Magnitude is relative (cont’d)

Looking back on the timeline, the market changed course sharply from its downfall around the time the fiscal rescue package was done. The bill was approved in the Senate on March 25, but word about its magnitude and substance had been spreading.

Yahoo Finance source chart

Now that the market has had some time to digest the package and its economics, and factoring in portfolio maneuvers on the before and after side of quarter-end March 31, we’re roughly 15% ahead of the pre-bill low.

On its face, the $2.2 trillion package seems to have been fashioned as an exact stopgap of 10% on a $22 trillion GDP economy. Whether the order of magnitude is correct, sufficient, insufficient, headed for another round, is a subject of continuing discussion…

Magnitude is relative – March 25

… and it looks as though another round is being considered, which probably is not yet priced in.

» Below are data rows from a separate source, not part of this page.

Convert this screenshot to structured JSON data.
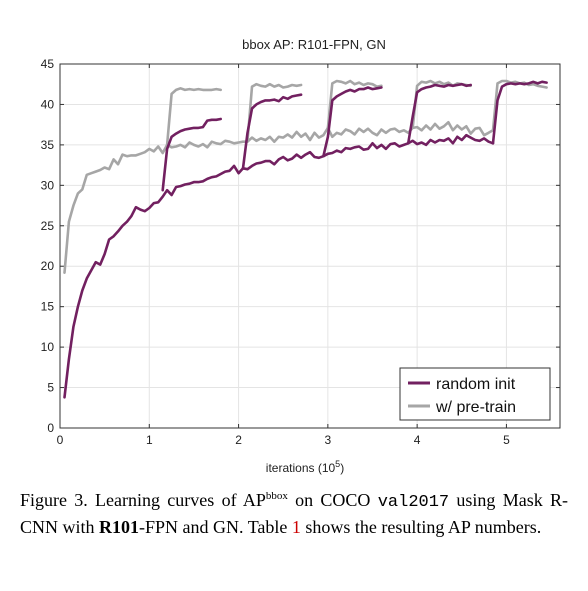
{
  "chart_data": {
    "type": "line",
    "title": "bbox AP: R101-FPN, GN",
    "xlabel_text": "iterations (10",
    "xlabel_exp": "5",
    "xlabel_close": ")",
    "xlim": [
      0,
      5.6
    ],
    "ylim": [
      0,
      45
    ],
    "xticks": [
      0,
      1,
      2,
      3,
      4,
      5
    ],
    "yticks": [
      0,
      5,
      10,
      15,
      20,
      25,
      30,
      35,
      40,
      45
    ],
    "grid": true,
    "legend_position": "bottom-right",
    "series": [
      {
        "name": "random init",
        "color": "#722060",
        "segments": [
          {
            "x": [
              0.05,
              0.1,
              0.15,
              0.2,
              0.25,
              0.3,
              0.35,
              0.4,
              0.45,
              0.5,
              0.55,
              0.6,
              0.65,
              0.7,
              0.75,
              0.8,
              0.85,
              0.9,
              0.95,
              1.0,
              1.05,
              1.1,
              1.15,
              1.2,
              1.25,
              1.3,
              1.35,
              1.4,
              1.45,
              1.5,
              1.55,
              1.6,
              1.65,
              1.7,
              1.75,
              1.8,
              1.85,
              1.9,
              1.95,
              2.0,
              2.05,
              2.1,
              2.15,
              2.2,
              2.25,
              2.3,
              2.35,
              2.4,
              2.45,
              2.5,
              2.55,
              2.6,
              2.65,
              2.7,
              2.75,
              2.8,
              2.85,
              2.9,
              2.95,
              3.0,
              3.05,
              3.1,
              3.15,
              3.2,
              3.25,
              3.3,
              3.35,
              3.4,
              3.45,
              3.5,
              3.55,
              3.6,
              3.65,
              3.7,
              3.75,
              3.8,
              3.85,
              3.9,
              3.95,
              4.0,
              4.05,
              4.1,
              4.15,
              4.2,
              4.25,
              4.3,
              4.35,
              4.4,
              4.45,
              4.5,
              4.55,
              4.6,
              4.65,
              4.7,
              4.75,
              4.8,
              4.85
            ],
            "y": [
              3.8,
              8.5,
              12.5,
              15.0,
              17.0,
              18.5,
              19.5,
              20.5,
              20.2,
              21.5,
              23.3,
              23.7,
              24.3,
              25.0,
              25.5,
              26.2,
              27.3,
              27.0,
              26.8,
              27.2,
              27.8,
              27.9,
              28.6,
              29.4,
              28.8,
              29.8,
              29.9,
              30.1,
              30.2,
              30.4,
              30.4,
              30.5,
              30.8,
              31.0,
              31.1,
              31.4,
              31.7,
              31.8,
              32.4,
              31.5,
              32.1,
              32.0,
              32.4,
              32.7,
              32.8,
              33.0,
              33.0,
              32.6,
              33.2,
              33.5,
              33.1,
              33.3,
              33.8,
              33.4,
              33.8,
              34.1,
              33.5,
              33.4,
              33.6,
              33.9,
              34.0,
              34.3,
              34.1,
              34.6,
              34.5,
              34.7,
              34.8,
              34.4,
              34.5,
              35.2,
              34.6,
              35.0,
              34.5,
              35.1,
              35.2,
              34.8,
              35.0,
              35.2,
              35.5,
              35.1,
              35.3,
              35.0,
              35.6,
              35.3,
              35.6,
              35.5,
              35.8,
              35.2,
              36.0,
              35.6,
              36.2,
              35.9,
              35.6,
              35.5,
              35.8,
              35.4,
              35.2
            ]
          },
          {
            "x": [
              1.15,
              1.2,
              1.25,
              1.3,
              1.35,
              1.4,
              1.45,
              1.5,
              1.55,
              1.6,
              1.65,
              1.7,
              1.75,
              1.8
            ],
            "y": [
              29.4,
              34.5,
              36.0,
              36.4,
              36.7,
              36.9,
              37.0,
              37.1,
              37.1,
              37.2,
              38.0,
              38.1,
              38.1,
              38.2
            ]
          },
          {
            "x": [
              2.05,
              2.1,
              2.15,
              2.2,
              2.25,
              2.3,
              2.35,
              2.4,
              2.45,
              2.5,
              2.55,
              2.6,
              2.65,
              2.7
            ],
            "y": [
              32.1,
              36.5,
              39.5,
              40.0,
              40.3,
              40.5,
              40.5,
              40.6,
              40.4,
              40.9,
              40.7,
              41.0,
              41.1,
              41.2
            ]
          },
          {
            "x": [
              2.95,
              3.0,
              3.05,
              3.1,
              3.15,
              3.2,
              3.25,
              3.3,
              3.35,
              3.4,
              3.45,
              3.5,
              3.55,
              3.6
            ],
            "y": [
              33.6,
              36.0,
              40.5,
              41.0,
              41.3,
              41.6,
              41.8,
              41.6,
              41.9,
              41.9,
              42.1,
              41.9,
              42.0,
              42.1
            ]
          },
          {
            "x": [
              3.9,
              3.95,
              4.0,
              4.05,
              4.1,
              4.15,
              4.2,
              4.25,
              4.3,
              4.35,
              4.4,
              4.45,
              4.5,
              4.55,
              4.6
            ],
            "y": [
              35.2,
              38.5,
              41.5,
              41.9,
              42.1,
              42.2,
              42.4,
              42.3,
              42.2,
              42.4,
              42.3,
              42.4,
              42.5,
              42.3,
              42.4
            ]
          },
          {
            "x": [
              4.85,
              4.9,
              4.95,
              5.0,
              5.05,
              5.1,
              5.15,
              5.2,
              5.25,
              5.3,
              5.35,
              5.4,
              5.45
            ],
            "y": [
              35.2,
              40.5,
              42.2,
              42.5,
              42.6,
              42.5,
              42.6,
              42.5,
              42.6,
              42.8,
              42.6,
              42.8,
              42.7
            ]
          }
        ]
      },
      {
        "name": "w/ pre-train",
        "color": "#a6a6a6",
        "segments": [
          {
            "x": [
              0.05,
              0.1,
              0.15,
              0.2,
              0.25,
              0.3,
              0.35,
              0.4,
              0.45,
              0.5,
              0.55,
              0.6,
              0.65,
              0.7,
              0.75,
              0.8,
              0.85,
              0.9,
              0.95,
              1.0,
              1.05,
              1.1,
              1.15,
              1.2,
              1.25,
              1.3,
              1.35,
              1.4,
              1.45,
              1.5,
              1.55,
              1.6,
              1.65,
              1.7,
              1.75,
              1.8,
              1.85,
              1.9,
              1.95,
              2.0,
              2.05,
              2.1,
              2.15,
              2.2,
              2.25,
              2.3,
              2.35,
              2.4,
              2.45,
              2.5,
              2.55,
              2.6,
              2.65,
              2.7,
              2.75,
              2.8,
              2.85,
              2.9,
              2.95,
              3.0,
              3.05,
              3.1,
              3.15,
              3.2,
              3.25,
              3.3,
              3.35,
              3.4,
              3.45,
              3.5,
              3.55,
              3.6,
              3.65,
              3.7,
              3.75,
              3.8,
              3.85,
              3.9,
              3.95,
              4.0,
              4.05,
              4.1,
              4.15,
              4.2,
              4.25,
              4.3,
              4.35,
              4.4,
              4.45,
              4.5,
              4.55,
              4.6,
              4.65,
              4.7,
              4.75,
              4.8,
              4.85
            ],
            "y": [
              19.2,
              25.5,
              27.5,
              29.0,
              29.5,
              31.3,
              31.5,
              31.7,
              31.9,
              32.2,
              32.0,
              33.2,
              32.6,
              33.8,
              33.6,
              33.7,
              33.7,
              33.9,
              34.1,
              34.5,
              34.2,
              34.8,
              34.0,
              35.0,
              34.7,
              34.8,
              35.0,
              34.7,
              35.3,
              35.0,
              34.8,
              35.1,
              34.7,
              35.4,
              35.2,
              35.1,
              35.5,
              35.4,
              35.2,
              35.3,
              35.4,
              35.4,
              35.9,
              35.5,
              35.8,
              35.6,
              36.0,
              35.4,
              36.0,
              35.9,
              36.3,
              35.9,
              36.6,
              36.0,
              36.4,
              35.6,
              36.5,
              35.9,
              36.2,
              37.1,
              36.0,
              36.5,
              36.3,
              36.9,
              36.7,
              36.3,
              37.0,
              36.6,
              37.0,
              36.5,
              36.2,
              36.9,
              36.5,
              36.9,
              37.0,
              36.6,
              36.8,
              36.5,
              37.1,
              37.2,
              36.8,
              37.4,
              36.9,
              37.6,
              37.0,
              37.3,
              37.8,
              36.8,
              37.4,
              36.9,
              37.3,
              36.4,
              37.0,
              37.1,
              36.2,
              36.5,
              36.8
            ]
          },
          {
            "x": [
              1.2,
              1.25,
              1.3,
              1.35,
              1.4,
              1.45,
              1.5,
              1.55,
              1.6,
              1.65,
              1.7,
              1.75,
              1.8
            ],
            "y": [
              35.0,
              41.3,
              41.8,
              42.0,
              41.8,
              41.9,
              41.8,
              41.9,
              41.8,
              41.8,
              41.8,
              41.9,
              41.8
            ]
          },
          {
            "x": [
              2.1,
              2.15,
              2.2,
              2.25,
              2.3,
              2.35,
              2.4,
              2.45,
              2.5,
              2.55,
              2.6,
              2.65,
              2.7
            ],
            "y": [
              35.5,
              42.2,
              42.5,
              42.3,
              42.2,
              42.5,
              42.2,
              42.4,
              42.1,
              42.2,
              42.4,
              42.3,
              42.4
            ]
          },
          {
            "x": [
              3.0,
              3.05,
              3.1,
              3.15,
              3.2,
              3.25,
              3.3,
              3.35,
              3.4,
              3.45,
              3.5,
              3.55,
              3.6
            ],
            "y": [
              37.1,
              42.6,
              42.9,
              42.8,
              42.6,
              42.9,
              42.5,
              42.7,
              42.4,
              42.6,
              42.5,
              42.2,
              42.3
            ]
          },
          {
            "x": [
              3.95,
              4.0,
              4.05,
              4.1,
              4.15,
              4.2,
              4.25,
              4.3,
              4.35,
              4.4,
              4.45,
              4.5,
              4.55,
              4.6
            ],
            "y": [
              37.1,
              42.3,
              42.8,
              42.7,
              42.9,
              42.6,
              42.8,
              42.5,
              42.7,
              42.3,
              42.6,
              42.5,
              42.4,
              42.3
            ]
          },
          {
            "x": [
              4.85,
              4.9,
              4.95,
              5.0,
              5.05,
              5.1,
              5.15,
              5.2,
              5.25,
              5.3,
              5.35,
              5.4,
              5.45
            ],
            "y": [
              36.8,
              42.6,
              42.9,
              42.9,
              42.7,
              42.8,
              42.6,
              42.7,
              42.4,
              42.5,
              42.3,
              42.2,
              42.1
            ]
          }
        ]
      }
    ]
  },
  "caption": {
    "lead": "Figure 3. Learning curves of AP",
    "sup": "bbox",
    "mid1": " on COCO ",
    "code": "val2017",
    "mid2": " using Mask R-CNN with ",
    "bold": "R101",
    "mid3": "-FPN and GN. Table ",
    "ref": "1",
    "tail": " shows the resulting AP numbers."
  }
}
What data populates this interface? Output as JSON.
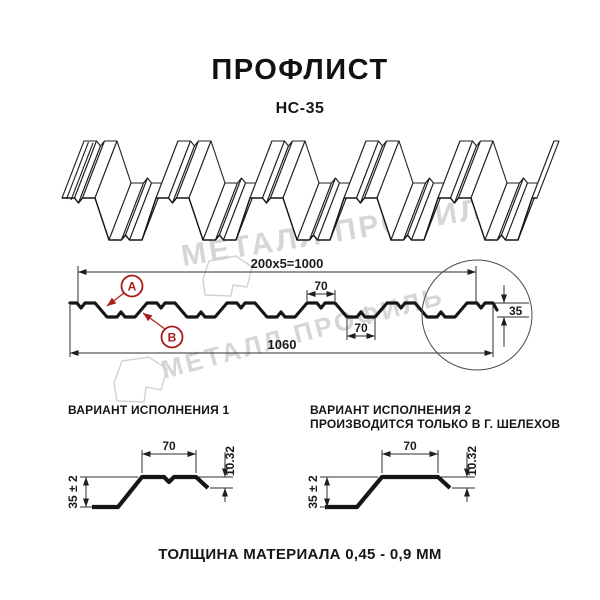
{
  "title": "ПРОФЛИСТ",
  "subtitle": "НС-35",
  "watermark": {
    "brand_text": "МЕТАЛЛ ПРОФИЛЬ",
    "color": "#d6d6d6"
  },
  "colors": {
    "line": "#161616",
    "accent_red": "#a81b1b",
    "watermark_gray": "#d6d6d6"
  },
  "section": {
    "dim_pitch_total": "200x5=1000",
    "dim_crest_width": "70",
    "dim_valley_width": "70",
    "dim_overall_width": "1060",
    "dim_height": "35",
    "marker_a": "A",
    "marker_b": "B"
  },
  "variant1": {
    "title": "ВАРИАНТ ИСПОЛНЕНИЯ 1",
    "dim_top_width": "70",
    "dim_lip_height": "10.32",
    "dim_height": "35 ± 2"
  },
  "variant2": {
    "title_line1": "ВАРИАНТ ИСПОЛНЕНИЯ 2",
    "title_line2": "ПРОИЗВОДИТСЯ ТОЛЬКО В Г. ШЕЛЕХОВ",
    "dim_top_width": "70",
    "dim_lip_height": "10.32",
    "dim_height": "35 ± 2"
  },
  "footer": {
    "text": "ТОЛЩИНА МАТЕРИАЛА 0,45 - 0,9 ММ"
  }
}
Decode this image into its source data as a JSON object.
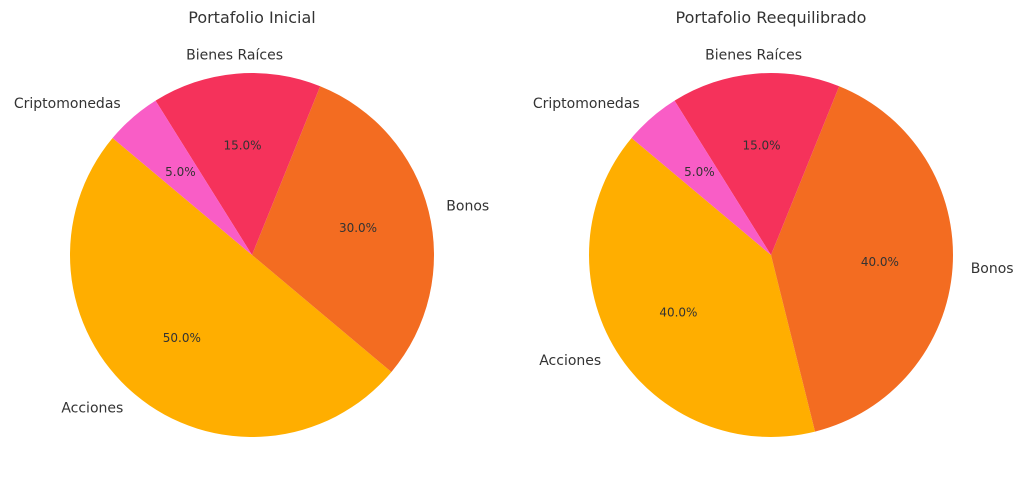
{
  "chart_data": [
    {
      "type": "pie",
      "title": "Portafolio Inicial",
      "slices": [
        {
          "label": "Acciones",
          "value": 50.0,
          "pct_label": "50.0%",
          "color": "#FFAE00"
        },
        {
          "label": "Bonos",
          "value": 30.0,
          "pct_label": "30.0%",
          "color": "#F36C21"
        },
        {
          "label": "Bienes Raíces",
          "value": 15.0,
          "pct_label": "15.0%",
          "color": "#F5325B"
        },
        {
          "label": "Criptomonedas",
          "value": 5.0,
          "pct_label": "5.0%",
          "color": "#F95DC6"
        }
      ],
      "start_angle_deg": 140,
      "direction": "counterclockwise"
    },
    {
      "type": "pie",
      "title": "Portafolio Reequilibrado",
      "slices": [
        {
          "label": "Acciones",
          "value": 40.0,
          "pct_label": "40.0%",
          "color": "#FFAE00"
        },
        {
          "label": "Bonos",
          "value": 40.0,
          "pct_label": "40.0%",
          "color": "#F36C21"
        },
        {
          "label": "Bienes Raíces",
          "value": 15.0,
          "pct_label": "15.0%",
          "color": "#F5325B"
        },
        {
          "label": "Criptomonedas",
          "value": 5.0,
          "pct_label": "5.0%",
          "color": "#F95DC6"
        }
      ],
      "start_angle_deg": 140,
      "direction": "counterclockwise"
    }
  ]
}
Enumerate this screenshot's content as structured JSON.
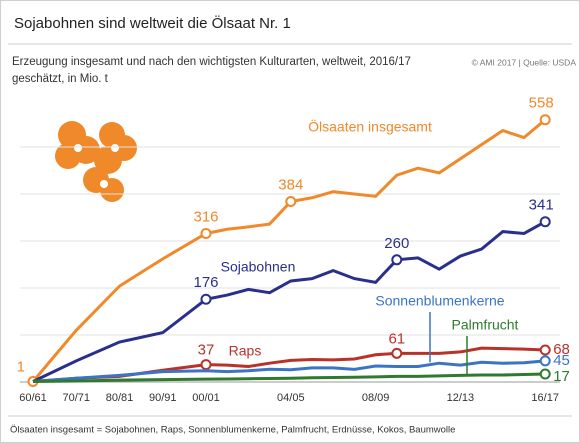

These are all questions and responses based on magnitude, with the implied understanding that the dollar amount will be a GDP refill, bridging the economy at least somewhat to the other side of the disruption.

Listening in on several expert calls these past few days, to discuss the bells and whistles, consequences and conditions, procedural dynamics, federal and state authority, degrees of benefit and assorted options that require further consideration by all businesses, small and large, based on incomplete knowledge, before even getting to the point of action… a point at which the funds flow will not be immediate, but will still need to pass through bureaucratic protocols that are themselves less than prepared for orderly movements…

Learning about the details of these matters in the enterprise, which don’t seem to be dissimilar at the individual level…


I wonder if aspects of efficiency and speed of rescue have still to be priced in. (As I’m writing this post, stock futures are jumping.)